Losing almost everything I had was quite a nice experience.
While searching through my emails to find the police complaint because I wanted to post a picture here, I found an email I had sent to a friend talking about how my postponed flight back to India turned out to be quite an interesting affair.
At the Buenos Aires airport, the fact that I didn't have a visa in my “new” passport caused trouble and I had to go to a special place where they checked my passport and went through my police complaint in detail.
At the boarding gate, I had to go to the cargo hold area because my backpack had a cooking gas canister. At my first stopover in Brazil, I was supposed to pick up my bag, but couldn’t because I wasn't allowed to cross immigration without a Brazilian visa. No one had cared enough to mention this to me when I boarded my first flight. When I finally got to my gate after being told I had no choice but to trust that the airline employee would take care of my luggage, I was told I couldn't board the flight because I didn’t have a Yellow Fever immunisation certificate.

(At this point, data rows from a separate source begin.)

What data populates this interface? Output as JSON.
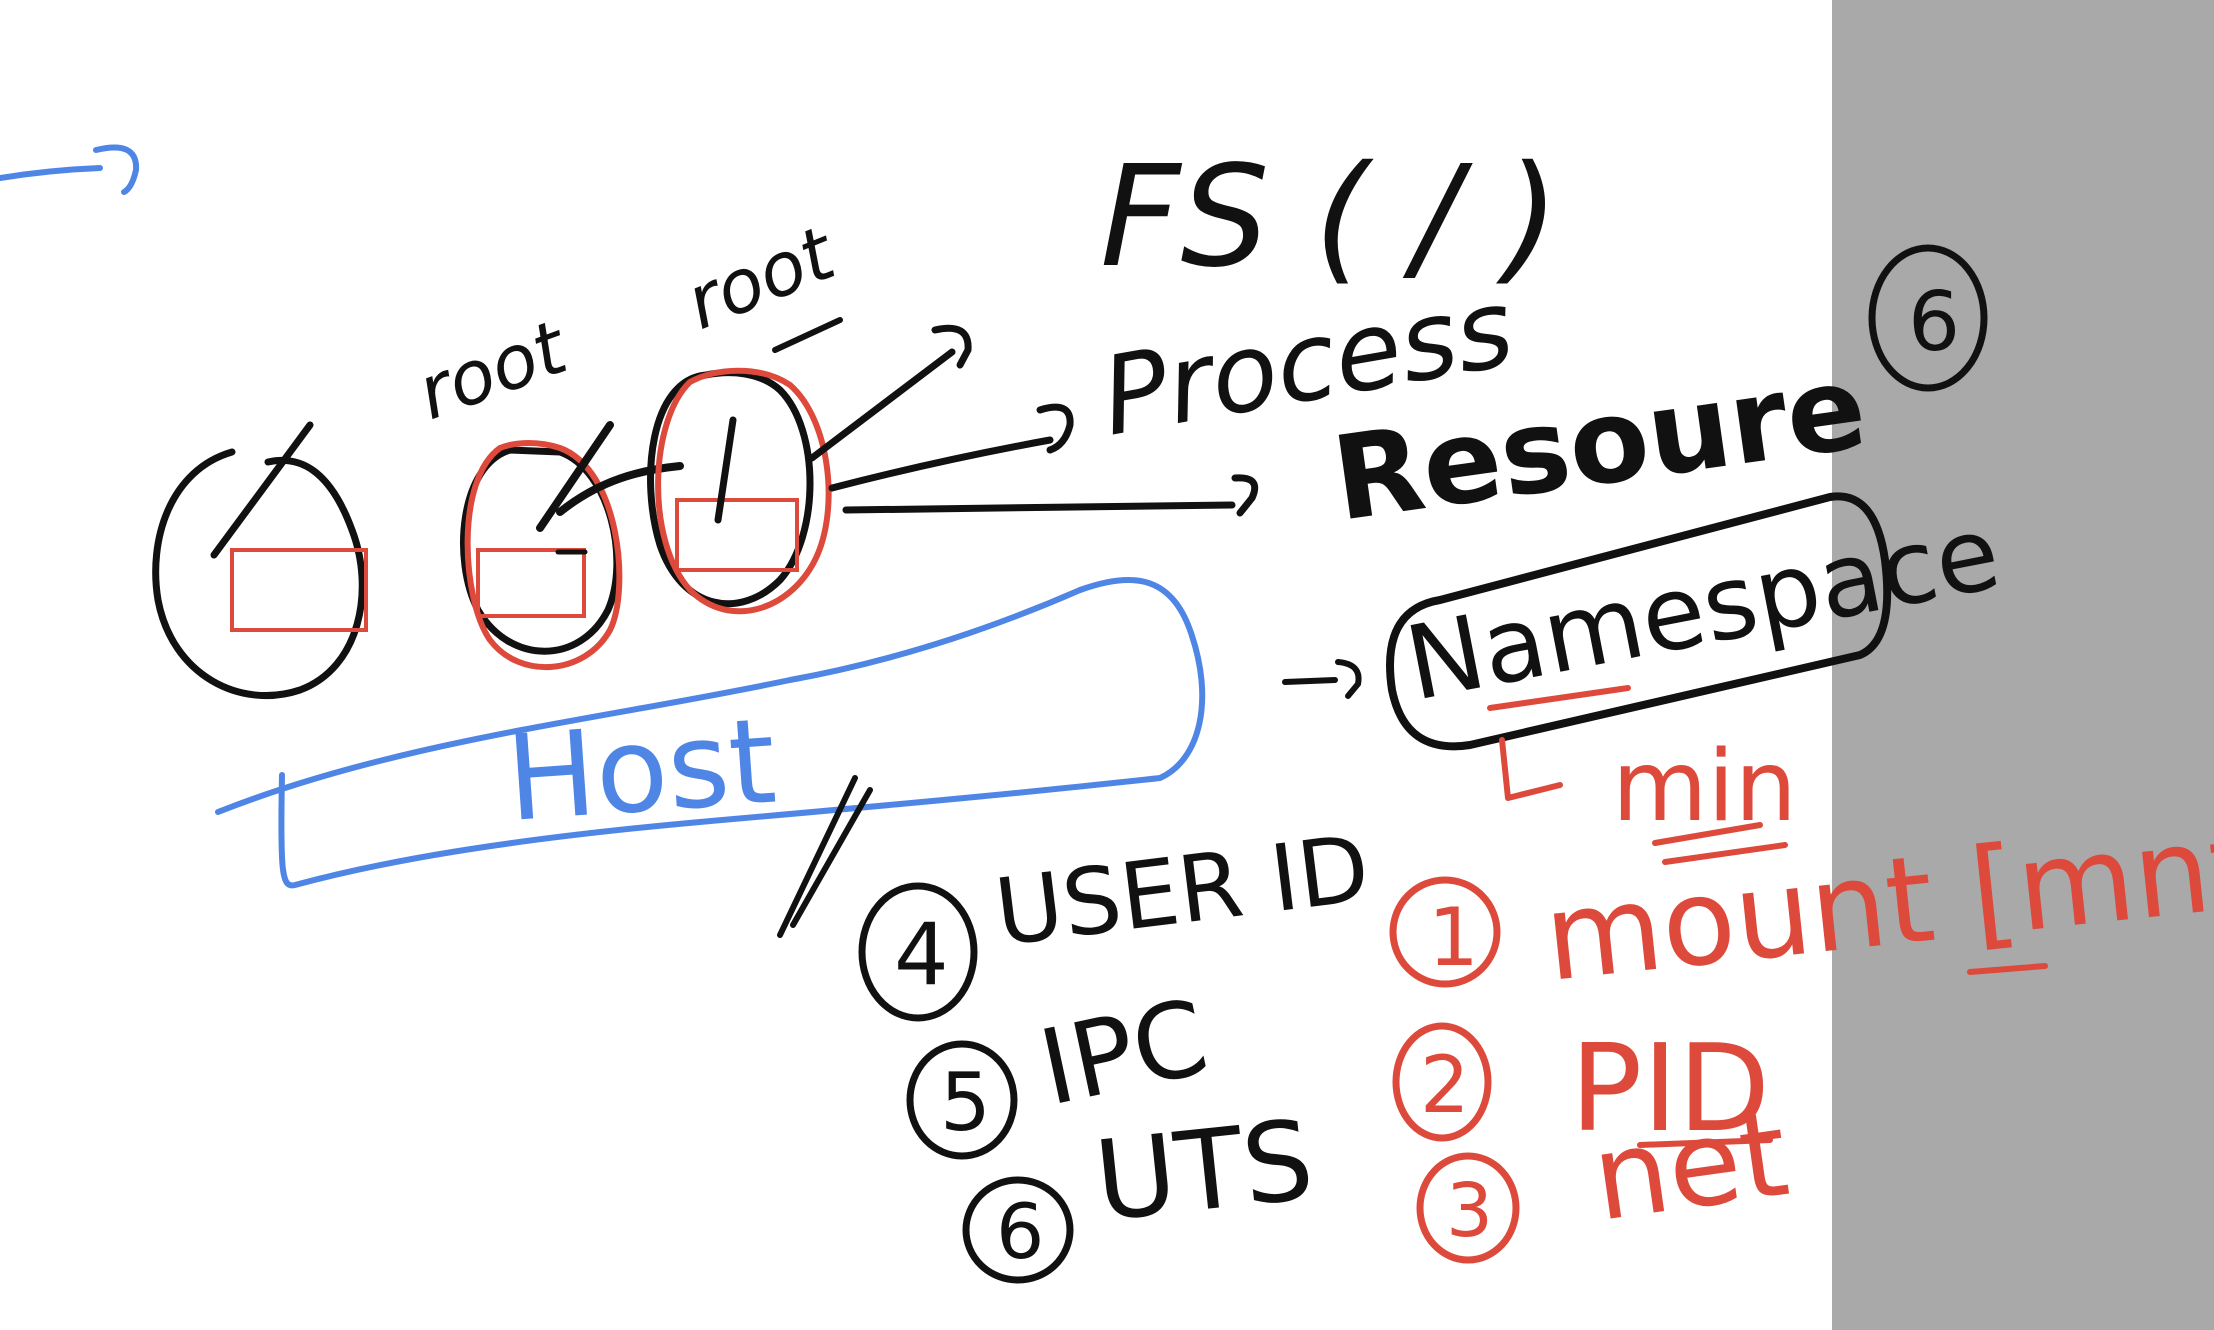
{
  "colors": {
    "ink_black": "#111111",
    "ink_red": "#dd4a3c",
    "ink_blue": "#4f86e6",
    "side_panel": "#a9a9a9",
    "background": "#ffffff"
  },
  "labels": {
    "root_left": "root",
    "root_right": "root",
    "fs": "FS ( / )",
    "process": "Process",
    "resource": "Resoure",
    "namespace": "Namespace",
    "host": "Host",
    "circled_six": "6",
    "min": "min"
  },
  "namespace_list": [
    {
      "num": "1",
      "name": "mount [mnt]"
    },
    {
      "num": "2",
      "name": "PID"
    },
    {
      "num": "3",
      "name": "net"
    },
    {
      "num": "4",
      "name": "USER ID"
    },
    {
      "num": "5",
      "name": "IPC"
    },
    {
      "num": "6",
      "name": "UTS"
    }
  ]
}
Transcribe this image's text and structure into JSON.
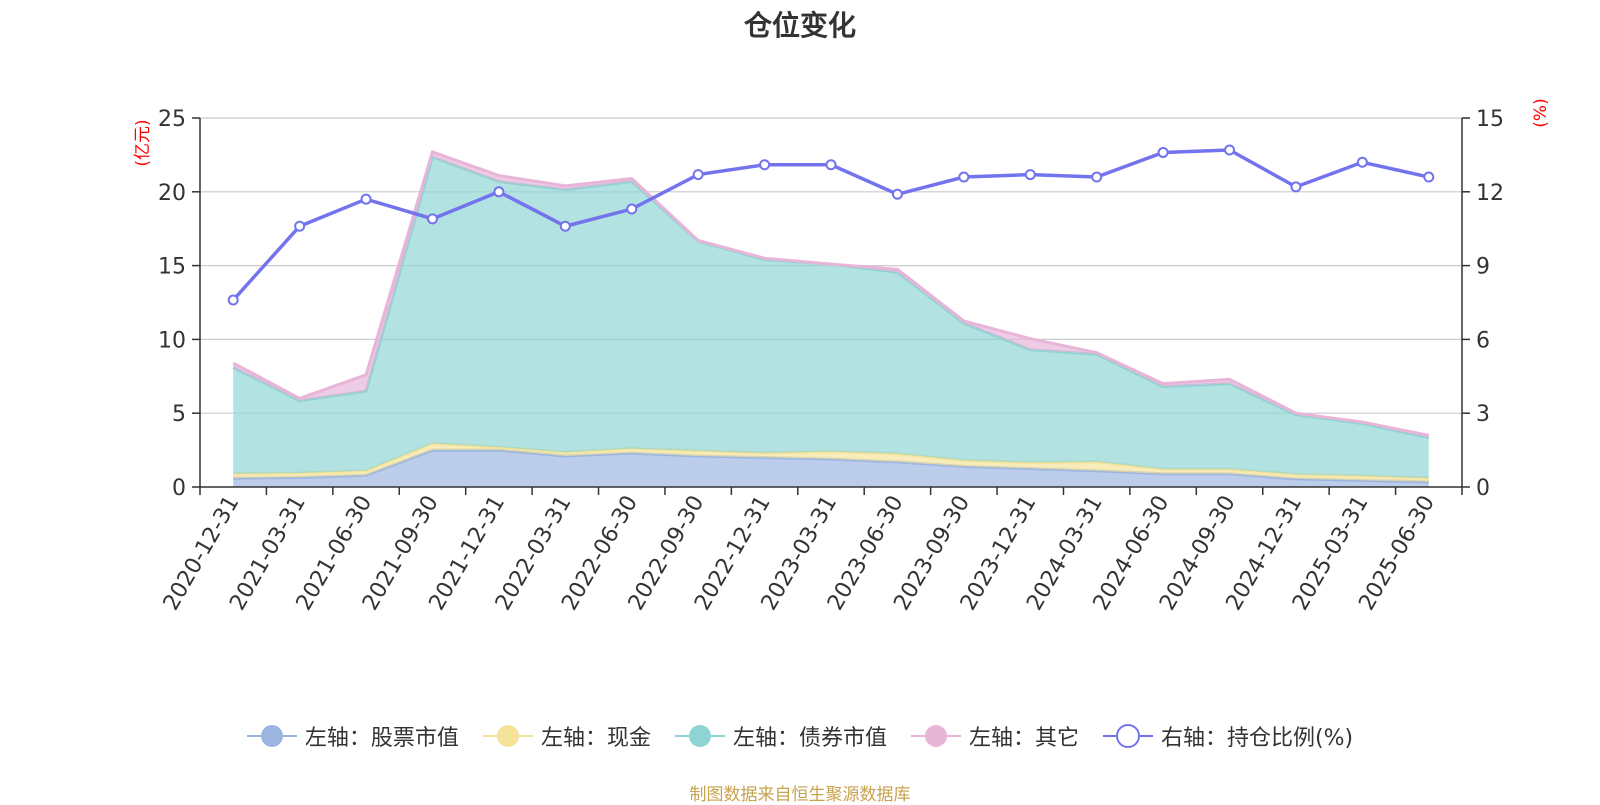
{
  "chart_data": {
    "type": "area",
    "title": "仓位变化",
    "y_left_unit": "(亿元)",
    "y_right_unit": "(%)",
    "x": [
      "2020-12-31",
      "2021-03-31",
      "2021-06-30",
      "2021-09-30",
      "2021-12-31",
      "2022-03-31",
      "2022-06-30",
      "2022-09-30",
      "2022-12-31",
      "2023-03-31",
      "2023-06-30",
      "2023-09-30",
      "2023-12-31",
      "2024-03-31",
      "2024-06-30",
      "2024-09-30",
      "2024-12-31",
      "2025-03-31",
      "2025-06-30"
    ],
    "y_left_lim": [
      0,
      25
    ],
    "y_left_ticks": [
      0,
      5,
      10,
      15,
      20,
      25
    ],
    "y_right_lim": [
      0,
      15
    ],
    "y_right_ticks": [
      0,
      3,
      6,
      9,
      12,
      15
    ],
    "grid": true,
    "stacked": true,
    "series": [
      {
        "name": "左轴：股票市值",
        "axis": "left",
        "color": "#9bb5e0",
        "values": [
          0.6,
          0.65,
          0.8,
          2.5,
          2.5,
          2.1,
          2.3,
          2.1,
          2.0,
          1.9,
          1.7,
          1.4,
          1.25,
          1.1,
          0.9,
          0.9,
          0.55,
          0.45,
          0.35
        ]
      },
      {
        "name": "左轴：现金",
        "axis": "left",
        "color": "#f5e39a",
        "values": [
          0.3,
          0.3,
          0.3,
          0.45,
          0.2,
          0.25,
          0.3,
          0.35,
          0.3,
          0.5,
          0.55,
          0.4,
          0.4,
          0.6,
          0.3,
          0.3,
          0.3,
          0.3,
          0.25
        ]
      },
      {
        "name": "左轴：债券市值",
        "axis": "left",
        "color": "#8fd4d4",
        "values": [
          7.2,
          4.9,
          5.4,
          19.4,
          18.0,
          17.8,
          18.1,
          14.2,
          13.1,
          12.7,
          12.3,
          9.3,
          7.65,
          7.3,
          5.6,
          5.8,
          4.05,
          3.55,
          2.75
        ]
      },
      {
        "name": "左轴：其它",
        "axis": "left",
        "color": "#e8b4d8",
        "values": [
          0.3,
          0.15,
          1.1,
          0.35,
          0.4,
          0.25,
          0.2,
          0.05,
          0.1,
          0.0,
          0.2,
          0.15,
          0.75,
          0.1,
          0.2,
          0.3,
          0.1,
          0.1,
          0.15
        ]
      },
      {
        "name": "右轴：持仓比例(%)",
        "axis": "right",
        "color": "#7373ee",
        "values": [
          7.6,
          10.6,
          11.7,
          10.9,
          12.0,
          10.6,
          11.3,
          12.7,
          13.1,
          13.1,
          11.9,
          12.6,
          12.7,
          12.6,
          13.6,
          13.7,
          12.2,
          13.2,
          12.6
        ]
      }
    ]
  },
  "source_note": "制图数据来自恒生聚源数据库"
}
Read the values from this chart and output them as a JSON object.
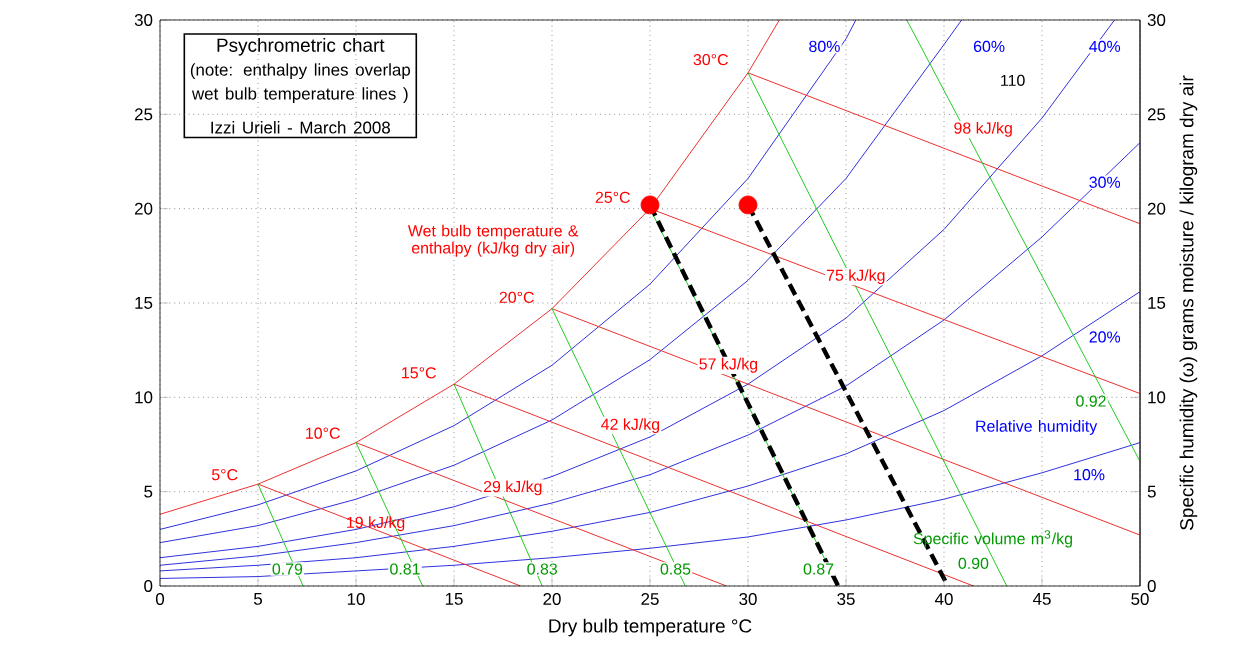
{
  "chart_data": {
    "type": "line",
    "title": "Psychrometric chart",
    "subtitle": "(note: enthalpy lines overlap wet bulb temperature lines )",
    "xlabel": "Dry bulb temperature °C",
    "y2label": "Specific humidity (ω) grams moisture / kilogram dry air",
    "xlim": [
      0,
      50
    ],
    "xticks": [
      0,
      5,
      10,
      15,
      20,
      25,
      30,
      35,
      40,
      45,
      50
    ],
    "ylim": [
      0,
      30
    ],
    "yticks": [
      0,
      5,
      10,
      15,
      20,
      25,
      30
    ],
    "y2lim": [
      0,
      30
    ],
    "y2ticks": [
      0,
      5,
      10,
      15,
      20,
      25,
      30
    ],
    "grid": true,
    "marker": "none",
    "series": [
      {
        "color": "#ee3030",
        "x": [
          0,
          5,
          10,
          15,
          20,
          25,
          30,
          31.6
        ],
        "values": [
          3.8,
          5.4,
          7.6,
          10.7,
          14.7,
          20.0,
          27.2,
          30
        ]
      },
      {
        "color": "#3030dd",
        "x": [
          0,
          5,
          10,
          15,
          20,
          25,
          30,
          35,
          35.5
        ],
        "values": [
          3.0,
          4.3,
          6.1,
          8.5,
          11.7,
          16.0,
          21.6,
          29,
          30
        ]
      },
      {
        "color": "#3030dd",
        "x": [
          0,
          5,
          10,
          15,
          20,
          25,
          30,
          35,
          40,
          40.9
        ],
        "values": [
          2.3,
          3.2,
          4.6,
          6.4,
          8.8,
          12.0,
          16.2,
          21.6,
          28.7,
          30
        ]
      },
      {
        "color": "#3030dd",
        "x": [
          0,
          5,
          10,
          15,
          20,
          25,
          30,
          35,
          40,
          45,
          48.7
        ],
        "values": [
          1.5,
          2.1,
          3.0,
          4.2,
          5.8,
          7.9,
          10.7,
          14.2,
          18.9,
          24.8,
          30
        ]
      },
      {
        "color": "#3030dd",
        "x": [
          0,
          5,
          10,
          15,
          20,
          25,
          30,
          35,
          40,
          45,
          50
        ],
        "values": [
          1.1,
          1.6,
          2.3,
          3.2,
          4.4,
          5.9,
          8.0,
          10.6,
          14.1,
          18.5,
          23.5
        ]
      },
      {
        "color": "#3030dd",
        "x": [
          0,
          5,
          10,
          15,
          20,
          25,
          30,
          35,
          40,
          45,
          50
        ],
        "values": [
          0.8,
          1.1,
          1.5,
          2.1,
          2.9,
          3.9,
          5.3,
          7.0,
          9.3,
          12.2,
          15.6
        ]
      },
      {
        "color": "#3030dd",
        "x": [
          0,
          5,
          10,
          15,
          20,
          25,
          30,
          35,
          40,
          45,
          50
        ],
        "values": [
          0.4,
          0.5,
          0.8,
          1.1,
          1.5,
          2.0,
          2.6,
          3.5,
          4.6,
          6.0,
          7.6
        ]
      },
      {
        "color": "#ee3030",
        "x": [
          5,
          18.4
        ],
        "values": [
          5.4,
          0
        ]
      },
      {
        "color": "#ee3030",
        "x": [
          10,
          28.9
        ],
        "values": [
          7.6,
          0
        ]
      },
      {
        "color": "#ee3030",
        "x": [
          15,
          41.5
        ],
        "values": [
          10.7,
          0
        ]
      },
      {
        "color": "#ee3030",
        "x": [
          20,
          50
        ],
        "values": [
          14.7,
          2.7
        ]
      },
      {
        "color": "#ee3030",
        "x": [
          25,
          50
        ],
        "values": [
          20.0,
          10.2
        ]
      },
      {
        "color": "#ee3030",
        "x": [
          30,
          50
        ],
        "values": [
          27.2,
          19.2
        ]
      },
      {
        "color": "#22cc22",
        "x": [
          5,
          7.3
        ],
        "values": [
          5.4,
          0
        ]
      },
      {
        "color": "#22cc22",
        "x": [
          10,
          13.4
        ],
        "values": [
          7.6,
          0
        ]
      },
      {
        "color": "#22cc22",
        "x": [
          15,
          19.5
        ],
        "values": [
          10.7,
          0
        ]
      },
      {
        "color": "#22cc22",
        "x": [
          20,
          26.8
        ],
        "values": [
          14.7,
          0
        ]
      },
      {
        "color": "#22cc22",
        "x": [
          25,
          34.6
        ],
        "values": [
          20.0,
          0
        ]
      },
      {
        "color": "#22cc22",
        "x": [
          30,
          43.2
        ],
        "values": [
          27.2,
          0
        ]
      },
      {
        "color": "#22cc22",
        "x": [
          38.1,
          50
        ],
        "values": [
          30,
          6.6
        ]
      },
      {
        "color": "#000000",
        "x": [
          25,
          34.6
        ],
        "values": [
          20.2,
          0
        ],
        "line_style": "dashed"
      },
      {
        "color": "#000000",
        "x": [
          30,
          40.2
        ],
        "values": [
          20.2,
          0
        ],
        "line_style": "dashed"
      },
      {
        "type": "scatter",
        "color": "#ff0000",
        "marker": "circle",
        "x": [
          25,
          30
        ],
        "values": [
          20.2,
          20.2
        ]
      }
    ],
    "annotations": [
      "Izzi Urieli - March 2008",
      "Wet bulb temperature & enthalpy (kJ/kg dry air)",
      "Relative humidity",
      "Specific volume m$^{3}$/kg",
      "5°C",
      "10°C",
      "15°C",
      "20°C",
      "25°C",
      "30°C",
      "80%",
      "60%",
      "40%",
      "30%",
      "20%",
      "10%",
      "19 kJ/kg",
      "29 kJ/kg",
      "42 kJ/kg",
      "57 kJ/kg",
      "75 kJ/kg",
      "98 kJ/kg",
      "110",
      "0.79",
      "0.81",
      "0.83",
      "0.85",
      "0.87",
      "0.90",
      "0.92"
    ]
  }
}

After a lot of talking and many frantic calls to my brother, I found out that — funnily — the Indian government didn’t require this certificate if I flew through Chennai instead of directly to Bangalore. With ten minutes to go before take off, I added a stop in Chennai and flew back successfully. I had no idea what this would mean for my luggage, but I just wanted to get back to India. I guess there wasn’t that much luggage in any case, and for what it’s worth, I came back to India. Five years a few months later, I wrote this entry.
Couldn’t help adding this in here. See you all next week!
P.S: Here’s a quote from the book to end this post:
"And the world will not have to be converted to an Orwellian or Huxleyan nightmare; it will be much worse, it will be a delightful world, to the measure of its inhabitants, no mosquitoes, no illiterates, with enormous eighteen-footed hens most likely, each foot a thing of beauty, with tele-operated bathrooms, a different-coloured water according to the days of the week, a nicety of the national hygiene service,
with television in every room, great tropical landscapes, for example, for the inhabitants of Reykjavik, scenes of igloos for people in Havana, subtle compensations that will reduce all rebellions to conformity,
and so forth.
That it to say a satisfactory world for reasonable people."
- Julio Cortazar (Hopscotch)
I loved so many things about this piece. I loved the line 'I play hopscotch with my own memories', the description of your experiences with the Indian embassy, the vivid pictures that you have painted of the people that you met.